Lots of rivals pop up for YouSendIt file-transfer service
-- YouSendIt used to be the only way to get around stingy e-mail attachment size limits, but with lower bandwidth costs and speedier Internet connections, a host of competitors have emerged to offer bigger file transfers at lower prices.
YouSendIt is a website offering a way to get video clips, music files, huge photos or graphics files to friends and clients without clogging up e-mail in-boxes. You simply upload your material to the site, and it takes care of the rest. The service is free for files up to 100 megabytes, or $9.99 a month for files up to 2 gigabytes.
The company, which has been around since 2004, dominates Google search results for queries such as "big e-mail attachments" or "send big files." So dozens of competitors have come up with similar names — such as MailBigFile, TransferBigFiles and SendThisFile.
"Every successful business has copycats," says Ranjith Kumaran, YouSendIt's CTO and founder.
Many of YouSendIt's competitors are based elsewhere. Sendspace is in Austria, DropSend and MailBigFile are in the United Kingdom, SendYourFiles is in the Netherlands— places where they don't have to comply with U.S. copyright laws that restrict transmission of illegally obtained movie, TV show and music files.
Gartner analyst Frank Kenney says the managed-file business is worth $600 million today and will grow to $1 billion by 2012.
"Our e-mail boxes have gotten smaller, we're not getting the room we necessarily want to have to send big files, and we need help," he says.
Fueling the demand for file-transfer services: File sizes are growing. Higher megapixel counts on digital cameras mean bigger file sizes for photos. And the popularity of homemade video creates a problem for folks who want to e-mail clips. Video files are huge: One hour of uncompressed video is 13 GB.

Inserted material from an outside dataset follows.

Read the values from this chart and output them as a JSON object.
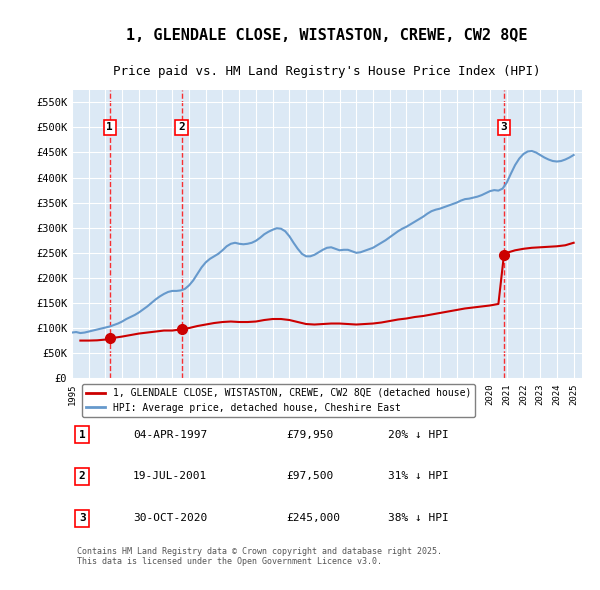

Many corporate e-mail accounts limit attachments to 5 MB, while free e-mail programs will give you only 5 to 20 MB. (MSN's and Yahoo's limits are 10 MB, AOL mail is 16 MB, and Google's Gmail is 20 MB.) That's enough for a small group of uncompressed photos, PDFs or graphic files, but not enough for most videos or bigger photos.
Which leads frustrated consumers to sites such as YouSendIt.
Most offer a limited free plan and charge for sending bigger files. Sendspace charges $6.99 a month to send 1.5 GB files, while DropSend is a flat $5 for up to 15 files monthly, with file size not to exceed 2 GB.
The services eliminate the need for traditional e-mail attachments. Instead, you upload material to the service, which sends a link — and not the actual file — to recipients, who can then download it for themselves.
Creating a file-transfer site is "relatively easy," says Hamid Shojaee, CEO of Arizona-based Axosoft, a software company that runs the TransferBigFiles site. "That's why there are so many. We put up ours in a weekend."
An app for that
YouSendIt isn't sitting still. On Wednesday, it unveils its first iPhone application, to track files and confirm delivery. It's aimed at the corporate market, which provides the bulk of the company's 100,000 paying subscribers (out of 8.8 million total users).
Corporate clients include the city of Los Angeles, where 30,000 employees use the service to move encrypted files, and Tribune Broadcasting.
Ari Pitchenik, creative services manager for Tribune's WPIX-TV in New York, uses YouSendIt to send promos and commercials to clients and other stations.
"In the past, we'd burn them on DVDs and send it out via Federal Express, or use an internal FTP (file transfer protocol)," he says. "This is much easier. Anyone can click a link and download a file."
Even with all the competitors, and a lousy economy, things look good for the company, which has yet to turn a profit. Kumaran says he's seen more demand for the service this year and that the second quarter was its biggest quarter ever.
"We're seeing companies having less resources — which means less IT support — so we think we'll thrive in this economy."